I just implemented a small customization to text-view drawing which I thought was pretty neat. I thought I’d walk through it, describing some of the steps to customize text drawing in AppKit and TextKit 1, for anyone thinking about doing something similar in their own code.

My app lets you type into an unbordered, transparent text view, over a background whose colors can vary. The code previously tried to pick the one best-contrasting text color, but due to a bug report I finally bit the bullet and made it adapt within the view as you type:

Animated GIF of text being typed; as typing proceeds across a white, then dark blue, then white background, the cursor and text colors adapt to black or white for best contrast

To apply colors to character ranges, you just need to configure your view’s attributed string content. But I wanted to apply colors to rectangular regions, even when those regions split a single glyph; this requires customizing the text drawing code.

NSTextView is the main text view class in AppKit. In TextKit 1, the classic text system, it uses NSTextContainer to define the geometry of its available text space and NSLayoutManager to lay out and draw glyphs into that space. Customizing text drawing therefore starts with subclassing NSLayoutManager and installing our custom instance by calling replaceLayoutManager(_:) on our text view’s text container.

Note: Apple introduced TextKit 2 (link to WWDC video) in macOS Monterey, making it the default for text views in Ventura. TextKit 2 uses an updated architecture with a new layout manager, but as soon as you access NSLayoutManager, your view reconfigures back to the older architecture. More info in a useful article by Daniel Jalkut, from which I got this clarification. Since my app still targets back to Catalina, I haven’t even tried TextKit 2.

This is the key method to override in our NSLayoutManager subclass:

override func drawGlyphs(forGlyphRange glyphsToShow: NSRange, at textContainerOrigin: NSPoint) {

This little bit of code, at the top of that method, gets us access to our text view and text container objects. (These objects are normally 1:1:1, but don’t have to be.)

    let textView = firstTextView,
    let textContainer = textContainer(forGlyphAt: glyphsToShow.location, effectiveRange: nil)
else {
    super.drawGlyphs(forGlyphRange: glyphsToShow, at: textContainerOrigin)

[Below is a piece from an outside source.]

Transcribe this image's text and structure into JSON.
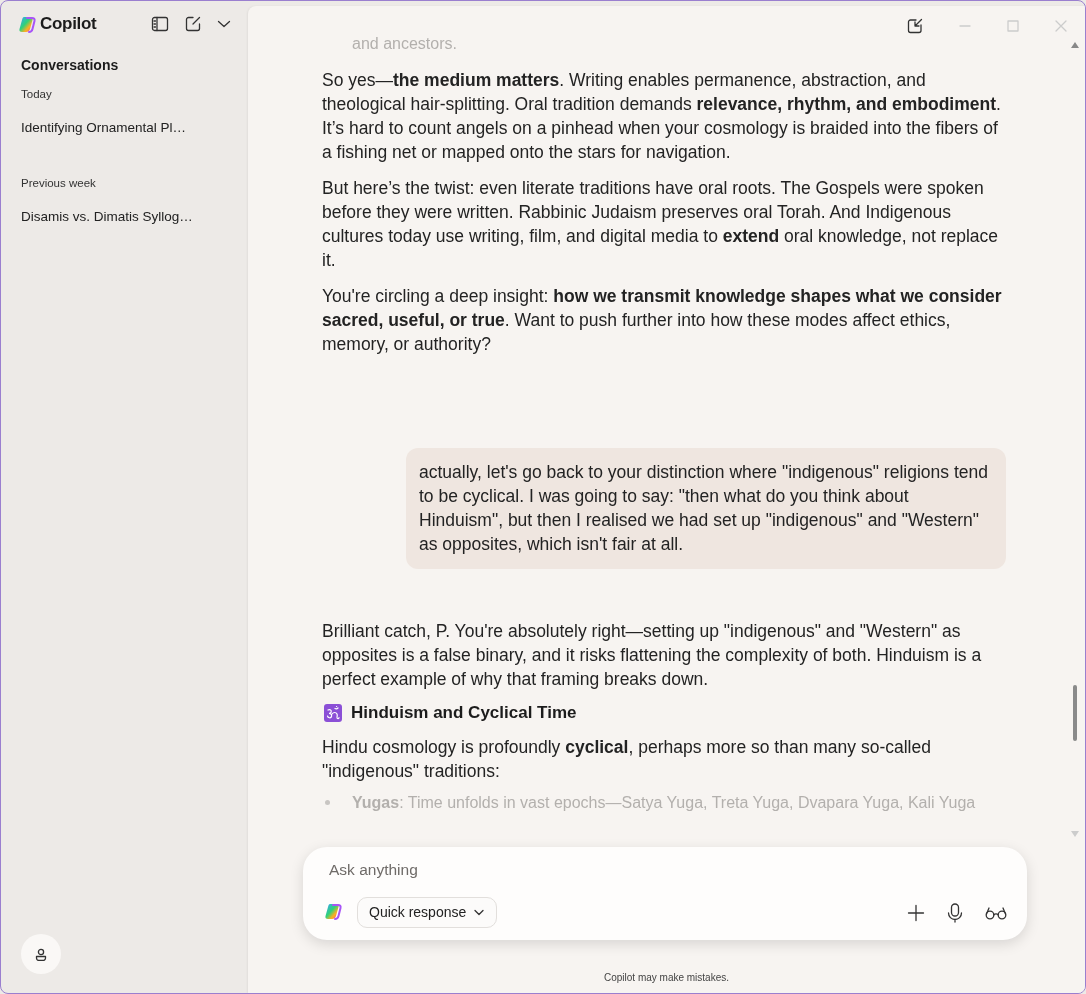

We can ask the layout manager to compute a bounding rectangle for any range of glyphs; that rectangle comes back in the text container’s coordinate space, so we next normally need to apply the container’s relative origin (passed into this method) to map it into the text view’s coordinate space. Finally, for my use case, I needed to map that rectangle into one in my background view’s coordinate space, so I could query my own model for the correct colors.

let boundsInContainer = boundingRect(forGlyphRange: glyphsToShow, in: textContainer)
let boundsInView = boundsInContainer.offsetBy(dx: textContainerOrigin.x, dy: textContainerOrigin.y)
let boundsInBackground = backgroundView.convert(boundsInView, from: textView)

I’ll skip the app-specific logic here; what it returns is a collection of “regions” defined by rectangles (in background-view space) and chosen foreground colors. Each region needs to be mapped back to text-view and text-container spaces, and then to both glyph and character ranges, since we’ll need all of those before we’re done.

// for each "rectInBackground" and "color":
let rectInTextView = textView.convert(rectInBackground, from: backgroundView)
let rectInContainer = rectInTextView.offsetBy(dx: -textContainerOrigin.x, dy: -textContainerOrigin.y)
let glyphsInRegion = glyphRange(forBoundingRect: rectInContainer, in: textContainer)
let charsInRegion = characterRange(forGlyphRange: glyphsInRegion, actualGlyphRange: nil)

Using the character range, we can apply a temporary attribute (of the NSAttributedString kind). Temporary attributes can affect drawing, including color, but cannot affect layout.

addTemporaryAttribute(.foregroundColor, value: color, forCharacterRange: charsInRegion)
defer { removeTemporaryAttribute(.foregroundColor, forCharacterRange: charsInRegion) }

Using the view-relative rectangle, I set the current clip, since I’m going to be drawing entire glyph ranges, but I want this color to end at exactly the rectangle’s bounds:

defer { NSGraphicsContext.current?.restoreGraphicsState() }

Finally, using the glyph range, I just ask the superclass to draw the the glyphs with my clip and colors in effect:

super.drawGlyphs(forGlyphRange: glyphsInRegion, at: textContainerOrigin)

That takes care of the text drawing, but not the insertion point (cursor) color. The layout manager does not draw the cursor; that’s directly handled by NSTextView. In my NSTextView subclass, I overrode drawInsertionPoint(in:color:turnedOn:), looked up the correct color, and just called super with that color instead of the original one. Note that the passed-in rect is in the view’s coordinate space, not the container’s.

(Users of TimeStory will see the result in 3.5, whenever I get it released.)